Sulfur Reduction Catalyst Design Inspired by Elemental Periodic Expansion Concept for Lithium–Sulfur Batteries
Yangyang Dong, Dong Cai, Tingting Li, Shuo Yang, Xuemei Zhou, Yongjie Ge, Hao Tang, Huagui Nie, Zhi Yang
Abstract
The key challenges facing the commercialization of lithium–sulfur (Li–S) batteries are shortening the lithium polysulfide (LiPS) intermediate existence time while accelerating solid-phase conversion reactions. Herein, inspired by highly efficient natural enzymes with Fe/N active sites for oxygen reduction reactions, we report a periodic expansion catalysis concept, i.e., Ru and P synergic stereoselectivity, for designing sulfur reduction reaction (SRR) catalysts.
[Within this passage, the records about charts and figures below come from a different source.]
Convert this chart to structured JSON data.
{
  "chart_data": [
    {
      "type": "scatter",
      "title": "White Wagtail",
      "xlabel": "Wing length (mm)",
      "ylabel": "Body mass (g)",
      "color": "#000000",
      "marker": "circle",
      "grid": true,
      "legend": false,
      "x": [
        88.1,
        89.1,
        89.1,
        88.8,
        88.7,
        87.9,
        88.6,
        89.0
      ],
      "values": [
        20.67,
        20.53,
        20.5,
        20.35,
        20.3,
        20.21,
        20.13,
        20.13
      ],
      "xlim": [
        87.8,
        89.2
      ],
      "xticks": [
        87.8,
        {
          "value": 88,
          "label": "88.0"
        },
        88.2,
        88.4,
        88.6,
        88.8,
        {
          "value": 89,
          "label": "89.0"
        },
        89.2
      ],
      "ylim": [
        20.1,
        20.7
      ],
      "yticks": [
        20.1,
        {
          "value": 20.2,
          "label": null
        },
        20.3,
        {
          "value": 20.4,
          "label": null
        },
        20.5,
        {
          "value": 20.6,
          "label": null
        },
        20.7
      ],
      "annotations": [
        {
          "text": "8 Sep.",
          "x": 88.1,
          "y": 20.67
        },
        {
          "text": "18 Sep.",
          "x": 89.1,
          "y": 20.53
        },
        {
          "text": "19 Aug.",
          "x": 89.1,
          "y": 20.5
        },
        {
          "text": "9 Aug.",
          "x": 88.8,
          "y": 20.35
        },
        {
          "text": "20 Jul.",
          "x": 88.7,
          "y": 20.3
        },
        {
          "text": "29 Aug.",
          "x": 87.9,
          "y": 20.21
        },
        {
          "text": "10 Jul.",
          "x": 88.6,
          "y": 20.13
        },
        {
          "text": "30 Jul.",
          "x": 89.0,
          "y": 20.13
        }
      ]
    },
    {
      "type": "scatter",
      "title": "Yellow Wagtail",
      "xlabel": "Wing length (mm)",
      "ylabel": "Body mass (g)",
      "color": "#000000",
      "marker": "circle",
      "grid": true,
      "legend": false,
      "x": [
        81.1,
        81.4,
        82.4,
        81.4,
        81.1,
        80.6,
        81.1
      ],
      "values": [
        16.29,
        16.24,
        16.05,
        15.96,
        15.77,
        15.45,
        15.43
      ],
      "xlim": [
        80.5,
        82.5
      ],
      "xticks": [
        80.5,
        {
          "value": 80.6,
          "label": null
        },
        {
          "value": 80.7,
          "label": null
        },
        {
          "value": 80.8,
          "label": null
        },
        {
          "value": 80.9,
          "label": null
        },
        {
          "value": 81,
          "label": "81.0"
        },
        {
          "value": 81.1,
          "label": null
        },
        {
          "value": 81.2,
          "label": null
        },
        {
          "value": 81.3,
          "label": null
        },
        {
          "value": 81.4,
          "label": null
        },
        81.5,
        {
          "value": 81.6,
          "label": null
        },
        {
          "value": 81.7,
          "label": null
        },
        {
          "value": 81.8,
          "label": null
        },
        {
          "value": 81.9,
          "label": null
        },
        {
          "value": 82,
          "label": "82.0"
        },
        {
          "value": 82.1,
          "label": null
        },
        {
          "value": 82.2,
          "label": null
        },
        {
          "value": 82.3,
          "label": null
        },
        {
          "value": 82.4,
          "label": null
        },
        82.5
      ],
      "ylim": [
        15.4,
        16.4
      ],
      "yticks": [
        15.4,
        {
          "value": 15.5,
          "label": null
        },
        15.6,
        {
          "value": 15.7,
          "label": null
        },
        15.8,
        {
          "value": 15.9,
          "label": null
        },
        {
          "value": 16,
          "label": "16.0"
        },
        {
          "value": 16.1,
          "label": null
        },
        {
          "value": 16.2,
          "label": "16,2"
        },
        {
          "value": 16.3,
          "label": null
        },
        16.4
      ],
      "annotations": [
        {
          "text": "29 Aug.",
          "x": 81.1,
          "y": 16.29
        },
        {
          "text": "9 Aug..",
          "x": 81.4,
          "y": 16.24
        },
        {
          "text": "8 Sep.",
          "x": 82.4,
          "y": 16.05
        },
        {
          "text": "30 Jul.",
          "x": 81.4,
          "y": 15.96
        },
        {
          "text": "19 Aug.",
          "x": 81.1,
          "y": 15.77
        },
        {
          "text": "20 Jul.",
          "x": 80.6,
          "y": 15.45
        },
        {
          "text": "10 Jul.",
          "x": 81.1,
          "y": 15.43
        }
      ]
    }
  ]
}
As a proof of concept, a RuP2-configuration molecular catalyst was exploited to assemble an interlayer in Li–S batteries that adsorbs LiPSs, optimizes Li+ migration paths, and catalyzes SRRs. Comprehensive investigation identified the elimination of steric hindrance and strong electron orbital couplings between metallic d band and nonmetallic p band as the main contributing factors of PEC for the SRRs. As a result, the Li–S battery with ∼0.5 wt % catalyst additive showed enhanced cycling stability even under a high sulfur loading (6.5 mg cm–2) and low electrolyte/sulfur ratio (9 μL mg–1).